Havanın aşırı sıcak gittiği günlerde biz insanlar yerimizde duramayız. Bunalırız, sıcaklarız, derin bir of çekeriz. Keşke deriz, keşke birazcık serinlik olsa. Ve olur da… Yaz yağmuru diye bir şey var. Kısacık süren ama o kadar sıcağı bir anda serinleten.. İnsanların içine sanki su serper. Sıcaktan bunalıp dolaptan soğuk su içmiş hissi verir insana.

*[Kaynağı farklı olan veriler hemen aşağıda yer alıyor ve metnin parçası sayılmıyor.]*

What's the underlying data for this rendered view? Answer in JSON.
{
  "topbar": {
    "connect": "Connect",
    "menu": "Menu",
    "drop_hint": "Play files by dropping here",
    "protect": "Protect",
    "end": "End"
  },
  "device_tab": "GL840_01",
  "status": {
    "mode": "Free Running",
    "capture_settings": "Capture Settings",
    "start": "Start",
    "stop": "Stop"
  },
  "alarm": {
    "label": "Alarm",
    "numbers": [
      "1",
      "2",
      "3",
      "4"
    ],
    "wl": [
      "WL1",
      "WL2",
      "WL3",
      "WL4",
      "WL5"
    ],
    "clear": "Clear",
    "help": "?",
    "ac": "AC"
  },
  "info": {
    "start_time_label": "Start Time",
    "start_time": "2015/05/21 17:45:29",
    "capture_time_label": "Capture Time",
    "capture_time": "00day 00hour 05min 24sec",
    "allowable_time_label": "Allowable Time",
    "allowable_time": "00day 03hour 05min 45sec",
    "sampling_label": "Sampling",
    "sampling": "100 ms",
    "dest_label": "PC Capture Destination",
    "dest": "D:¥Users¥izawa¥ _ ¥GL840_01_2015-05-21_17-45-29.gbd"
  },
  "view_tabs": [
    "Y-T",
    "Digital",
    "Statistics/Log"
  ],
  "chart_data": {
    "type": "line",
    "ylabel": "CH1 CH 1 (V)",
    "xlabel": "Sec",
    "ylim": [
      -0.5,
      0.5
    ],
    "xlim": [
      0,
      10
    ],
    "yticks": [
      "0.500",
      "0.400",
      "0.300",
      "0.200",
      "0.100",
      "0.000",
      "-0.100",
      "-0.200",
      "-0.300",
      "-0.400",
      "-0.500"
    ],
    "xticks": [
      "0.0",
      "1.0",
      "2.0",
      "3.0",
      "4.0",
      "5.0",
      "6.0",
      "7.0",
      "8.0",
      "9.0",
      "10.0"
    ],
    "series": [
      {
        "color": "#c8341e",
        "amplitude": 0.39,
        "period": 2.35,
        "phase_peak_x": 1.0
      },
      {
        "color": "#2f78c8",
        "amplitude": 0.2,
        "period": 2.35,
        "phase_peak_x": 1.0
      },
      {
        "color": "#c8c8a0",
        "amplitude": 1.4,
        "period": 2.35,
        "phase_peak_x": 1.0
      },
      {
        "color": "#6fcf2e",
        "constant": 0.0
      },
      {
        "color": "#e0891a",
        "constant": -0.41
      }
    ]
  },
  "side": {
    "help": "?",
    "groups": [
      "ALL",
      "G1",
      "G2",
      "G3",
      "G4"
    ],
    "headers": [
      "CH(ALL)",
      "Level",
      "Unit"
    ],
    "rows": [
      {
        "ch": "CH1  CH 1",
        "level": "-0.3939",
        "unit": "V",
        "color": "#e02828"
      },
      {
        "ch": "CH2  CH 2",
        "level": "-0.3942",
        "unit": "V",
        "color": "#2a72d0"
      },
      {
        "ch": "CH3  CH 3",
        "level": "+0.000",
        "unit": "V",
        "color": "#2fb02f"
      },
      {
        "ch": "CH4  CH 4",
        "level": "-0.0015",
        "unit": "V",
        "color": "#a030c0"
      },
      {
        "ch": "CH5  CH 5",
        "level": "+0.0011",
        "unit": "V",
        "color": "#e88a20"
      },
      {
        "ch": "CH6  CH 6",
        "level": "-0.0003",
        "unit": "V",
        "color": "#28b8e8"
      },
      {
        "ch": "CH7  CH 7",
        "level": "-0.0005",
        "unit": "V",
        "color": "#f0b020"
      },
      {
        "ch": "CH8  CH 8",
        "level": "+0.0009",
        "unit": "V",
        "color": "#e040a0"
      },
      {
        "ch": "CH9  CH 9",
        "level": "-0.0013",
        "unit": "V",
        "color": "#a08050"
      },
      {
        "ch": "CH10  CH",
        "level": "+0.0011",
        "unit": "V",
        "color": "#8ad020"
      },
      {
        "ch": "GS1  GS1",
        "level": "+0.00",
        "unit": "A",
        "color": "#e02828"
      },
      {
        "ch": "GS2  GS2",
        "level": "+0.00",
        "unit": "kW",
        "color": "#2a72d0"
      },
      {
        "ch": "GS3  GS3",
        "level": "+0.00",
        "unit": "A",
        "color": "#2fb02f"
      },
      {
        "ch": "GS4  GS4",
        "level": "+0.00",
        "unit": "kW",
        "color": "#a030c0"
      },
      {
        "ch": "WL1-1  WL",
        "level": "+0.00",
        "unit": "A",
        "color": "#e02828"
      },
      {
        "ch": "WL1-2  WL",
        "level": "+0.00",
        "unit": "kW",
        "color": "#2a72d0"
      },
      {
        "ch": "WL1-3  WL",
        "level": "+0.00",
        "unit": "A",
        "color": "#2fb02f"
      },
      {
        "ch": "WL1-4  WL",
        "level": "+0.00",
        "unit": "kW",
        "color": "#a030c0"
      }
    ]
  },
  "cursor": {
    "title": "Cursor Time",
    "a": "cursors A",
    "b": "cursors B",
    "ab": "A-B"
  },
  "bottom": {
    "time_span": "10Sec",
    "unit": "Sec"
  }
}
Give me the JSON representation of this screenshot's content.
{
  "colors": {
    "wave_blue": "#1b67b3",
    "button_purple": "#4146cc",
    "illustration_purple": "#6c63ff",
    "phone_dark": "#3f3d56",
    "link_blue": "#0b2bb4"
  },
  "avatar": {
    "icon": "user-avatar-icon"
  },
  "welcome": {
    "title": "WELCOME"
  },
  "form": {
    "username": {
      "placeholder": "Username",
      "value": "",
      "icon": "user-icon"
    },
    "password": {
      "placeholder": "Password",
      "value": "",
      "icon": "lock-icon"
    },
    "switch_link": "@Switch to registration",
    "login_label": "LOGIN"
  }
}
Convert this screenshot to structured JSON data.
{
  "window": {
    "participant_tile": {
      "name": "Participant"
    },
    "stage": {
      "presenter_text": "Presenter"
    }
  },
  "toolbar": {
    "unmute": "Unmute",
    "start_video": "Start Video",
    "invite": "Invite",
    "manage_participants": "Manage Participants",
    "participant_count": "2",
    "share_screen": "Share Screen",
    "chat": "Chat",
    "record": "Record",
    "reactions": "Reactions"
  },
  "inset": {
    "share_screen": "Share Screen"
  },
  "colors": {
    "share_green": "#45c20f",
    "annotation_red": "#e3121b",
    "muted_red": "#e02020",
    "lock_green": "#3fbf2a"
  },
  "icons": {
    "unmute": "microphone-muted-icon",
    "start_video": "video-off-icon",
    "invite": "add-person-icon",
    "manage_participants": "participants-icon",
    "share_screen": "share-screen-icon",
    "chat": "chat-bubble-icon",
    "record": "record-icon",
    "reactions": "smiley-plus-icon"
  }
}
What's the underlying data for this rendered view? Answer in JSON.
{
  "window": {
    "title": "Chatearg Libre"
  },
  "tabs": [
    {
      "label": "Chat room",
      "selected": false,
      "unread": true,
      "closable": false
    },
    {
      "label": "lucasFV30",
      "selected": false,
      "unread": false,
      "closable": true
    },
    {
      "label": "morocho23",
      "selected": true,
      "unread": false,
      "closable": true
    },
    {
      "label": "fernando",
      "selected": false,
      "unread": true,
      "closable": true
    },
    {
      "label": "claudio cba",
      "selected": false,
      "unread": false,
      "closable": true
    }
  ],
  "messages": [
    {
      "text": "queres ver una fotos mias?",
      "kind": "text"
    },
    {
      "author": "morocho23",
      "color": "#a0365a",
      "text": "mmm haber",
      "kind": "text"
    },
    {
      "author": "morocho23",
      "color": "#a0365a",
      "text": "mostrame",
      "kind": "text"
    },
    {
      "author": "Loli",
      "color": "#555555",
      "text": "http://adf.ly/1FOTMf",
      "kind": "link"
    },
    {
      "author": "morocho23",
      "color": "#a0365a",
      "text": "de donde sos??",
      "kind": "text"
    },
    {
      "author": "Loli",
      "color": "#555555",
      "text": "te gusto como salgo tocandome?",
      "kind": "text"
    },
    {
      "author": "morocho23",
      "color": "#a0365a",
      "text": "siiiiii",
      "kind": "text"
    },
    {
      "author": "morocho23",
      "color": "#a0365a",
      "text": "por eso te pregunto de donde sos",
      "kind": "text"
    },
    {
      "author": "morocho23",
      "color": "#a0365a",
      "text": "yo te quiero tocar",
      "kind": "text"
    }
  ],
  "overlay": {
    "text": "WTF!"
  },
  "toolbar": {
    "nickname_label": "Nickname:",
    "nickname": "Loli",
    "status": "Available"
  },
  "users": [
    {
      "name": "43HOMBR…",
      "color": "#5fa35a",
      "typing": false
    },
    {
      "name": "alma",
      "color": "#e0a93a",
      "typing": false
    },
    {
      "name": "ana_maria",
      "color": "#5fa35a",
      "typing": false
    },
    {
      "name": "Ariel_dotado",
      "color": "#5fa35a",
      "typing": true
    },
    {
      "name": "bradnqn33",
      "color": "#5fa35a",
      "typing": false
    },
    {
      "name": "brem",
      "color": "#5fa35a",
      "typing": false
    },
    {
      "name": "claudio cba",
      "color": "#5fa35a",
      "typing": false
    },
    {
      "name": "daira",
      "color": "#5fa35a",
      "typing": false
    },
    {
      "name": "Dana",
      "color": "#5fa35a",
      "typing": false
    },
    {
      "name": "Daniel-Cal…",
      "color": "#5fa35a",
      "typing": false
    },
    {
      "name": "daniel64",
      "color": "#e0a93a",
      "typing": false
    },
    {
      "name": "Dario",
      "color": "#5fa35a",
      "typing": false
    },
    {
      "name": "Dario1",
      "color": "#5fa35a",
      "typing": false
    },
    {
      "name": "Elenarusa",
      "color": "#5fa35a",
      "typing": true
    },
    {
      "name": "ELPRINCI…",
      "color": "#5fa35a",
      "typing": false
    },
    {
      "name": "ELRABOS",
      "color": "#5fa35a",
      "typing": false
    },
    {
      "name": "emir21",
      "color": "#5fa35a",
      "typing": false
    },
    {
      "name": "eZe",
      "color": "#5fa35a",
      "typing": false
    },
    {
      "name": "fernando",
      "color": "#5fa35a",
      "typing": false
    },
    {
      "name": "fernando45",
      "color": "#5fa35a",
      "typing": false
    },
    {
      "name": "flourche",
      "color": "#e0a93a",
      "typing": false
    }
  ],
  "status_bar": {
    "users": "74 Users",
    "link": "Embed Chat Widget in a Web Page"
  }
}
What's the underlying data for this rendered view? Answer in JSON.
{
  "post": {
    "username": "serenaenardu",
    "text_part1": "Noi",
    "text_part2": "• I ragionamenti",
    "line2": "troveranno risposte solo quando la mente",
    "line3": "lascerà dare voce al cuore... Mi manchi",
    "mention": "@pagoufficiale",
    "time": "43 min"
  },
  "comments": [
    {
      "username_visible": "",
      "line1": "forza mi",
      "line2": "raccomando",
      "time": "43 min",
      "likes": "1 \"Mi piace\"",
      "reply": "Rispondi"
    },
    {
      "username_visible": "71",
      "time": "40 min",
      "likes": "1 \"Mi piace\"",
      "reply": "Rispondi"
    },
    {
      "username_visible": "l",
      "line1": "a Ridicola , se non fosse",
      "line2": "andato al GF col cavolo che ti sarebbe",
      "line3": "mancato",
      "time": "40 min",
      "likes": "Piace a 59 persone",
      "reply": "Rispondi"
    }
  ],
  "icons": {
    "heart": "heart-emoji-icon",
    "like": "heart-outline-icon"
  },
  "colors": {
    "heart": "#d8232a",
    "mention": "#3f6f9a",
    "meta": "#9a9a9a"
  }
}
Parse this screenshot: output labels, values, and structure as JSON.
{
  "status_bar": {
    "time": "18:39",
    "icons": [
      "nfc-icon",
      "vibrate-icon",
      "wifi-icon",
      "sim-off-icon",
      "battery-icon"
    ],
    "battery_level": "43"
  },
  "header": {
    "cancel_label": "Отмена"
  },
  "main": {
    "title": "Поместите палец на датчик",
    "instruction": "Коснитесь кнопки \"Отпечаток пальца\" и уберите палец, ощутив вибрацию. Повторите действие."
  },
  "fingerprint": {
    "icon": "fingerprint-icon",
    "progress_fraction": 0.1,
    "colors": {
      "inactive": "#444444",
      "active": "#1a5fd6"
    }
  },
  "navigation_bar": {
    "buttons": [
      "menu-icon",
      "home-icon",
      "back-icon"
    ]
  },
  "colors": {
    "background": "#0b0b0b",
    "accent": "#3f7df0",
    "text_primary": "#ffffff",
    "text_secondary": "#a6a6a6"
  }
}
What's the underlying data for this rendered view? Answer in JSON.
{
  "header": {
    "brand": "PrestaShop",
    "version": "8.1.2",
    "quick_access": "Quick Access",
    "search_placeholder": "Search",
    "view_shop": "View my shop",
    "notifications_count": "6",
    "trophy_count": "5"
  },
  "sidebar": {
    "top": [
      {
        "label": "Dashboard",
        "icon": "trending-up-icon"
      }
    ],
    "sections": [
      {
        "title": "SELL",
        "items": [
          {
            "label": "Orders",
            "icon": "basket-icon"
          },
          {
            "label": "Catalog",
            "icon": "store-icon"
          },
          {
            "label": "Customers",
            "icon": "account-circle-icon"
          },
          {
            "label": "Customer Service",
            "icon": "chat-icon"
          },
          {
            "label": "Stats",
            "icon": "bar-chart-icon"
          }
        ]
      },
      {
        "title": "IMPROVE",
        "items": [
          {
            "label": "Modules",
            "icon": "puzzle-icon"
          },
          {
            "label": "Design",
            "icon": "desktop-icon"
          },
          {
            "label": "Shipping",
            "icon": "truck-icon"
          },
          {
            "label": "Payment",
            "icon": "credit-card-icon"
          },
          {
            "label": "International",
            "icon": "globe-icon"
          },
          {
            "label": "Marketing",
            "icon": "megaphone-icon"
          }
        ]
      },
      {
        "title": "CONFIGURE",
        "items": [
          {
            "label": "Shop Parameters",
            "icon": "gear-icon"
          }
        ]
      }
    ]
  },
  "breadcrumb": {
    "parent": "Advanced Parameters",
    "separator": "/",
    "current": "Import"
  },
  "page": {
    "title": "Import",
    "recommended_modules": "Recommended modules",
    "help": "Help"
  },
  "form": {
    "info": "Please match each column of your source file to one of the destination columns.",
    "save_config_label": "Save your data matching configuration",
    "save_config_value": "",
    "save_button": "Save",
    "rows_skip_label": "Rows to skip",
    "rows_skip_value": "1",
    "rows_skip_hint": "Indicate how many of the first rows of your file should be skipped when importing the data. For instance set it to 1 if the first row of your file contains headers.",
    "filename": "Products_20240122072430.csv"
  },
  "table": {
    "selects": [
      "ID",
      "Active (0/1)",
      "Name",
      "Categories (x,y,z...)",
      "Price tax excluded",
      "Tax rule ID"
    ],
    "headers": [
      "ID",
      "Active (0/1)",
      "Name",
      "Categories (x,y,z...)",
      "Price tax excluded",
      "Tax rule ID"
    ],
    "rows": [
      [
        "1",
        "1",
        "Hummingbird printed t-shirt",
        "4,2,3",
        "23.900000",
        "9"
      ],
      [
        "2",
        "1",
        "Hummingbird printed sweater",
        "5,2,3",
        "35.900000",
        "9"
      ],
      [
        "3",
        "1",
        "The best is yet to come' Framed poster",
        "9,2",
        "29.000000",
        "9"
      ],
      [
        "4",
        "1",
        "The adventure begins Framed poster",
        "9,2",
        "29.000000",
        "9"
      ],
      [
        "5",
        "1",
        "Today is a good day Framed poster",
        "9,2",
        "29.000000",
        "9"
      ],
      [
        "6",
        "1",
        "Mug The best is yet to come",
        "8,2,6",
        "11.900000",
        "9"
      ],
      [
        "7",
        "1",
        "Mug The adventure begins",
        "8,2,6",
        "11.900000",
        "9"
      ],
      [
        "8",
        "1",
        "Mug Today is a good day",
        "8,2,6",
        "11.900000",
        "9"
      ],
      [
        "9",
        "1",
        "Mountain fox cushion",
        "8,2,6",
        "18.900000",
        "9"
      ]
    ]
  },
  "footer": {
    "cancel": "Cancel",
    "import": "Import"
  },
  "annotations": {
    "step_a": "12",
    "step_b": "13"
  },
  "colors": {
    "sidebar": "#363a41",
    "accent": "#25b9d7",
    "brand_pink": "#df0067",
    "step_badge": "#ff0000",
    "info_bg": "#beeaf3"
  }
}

Yaz yağmurunun kısalığını herkes bilir. Peki bunu hayata benzetebilir miyiz? Hayatta bir yaz yağmuru kadar kısa değil midir aslında? Göz açıp kapayıncaya kadar bir bakmışsınız son bulmuş. Hayata o kadar çok alışmışız ki, kısalığını görmezden geliyoruz. Sanki hiç gitmeyecek gibi öylesine yaşamaya devam ediyoruz. Yaz yağmurunun serinliğinin içinde kaybolduğumuz gibi, hayatında içinde kaybolup gidiyoruz. Bizi içine çeken bu hayat her zaman bizlere tatlı gelmiştir.

Oysa ki yaz yağmurunun kısalığının farkında olduğumuz gibi, hayatın da kısalığının farkında olup ona göre yaşamamız gerekir. Sonuçta hayatla alakalı hiçbir şey elimizde kalıcı olmayacak. Hayatın kısalığının farkında olarak yaşayalım. Yağmurun verdiği huzur gibi insanlara huzur verelim. Kırmadan, dökmeden, incitmeden…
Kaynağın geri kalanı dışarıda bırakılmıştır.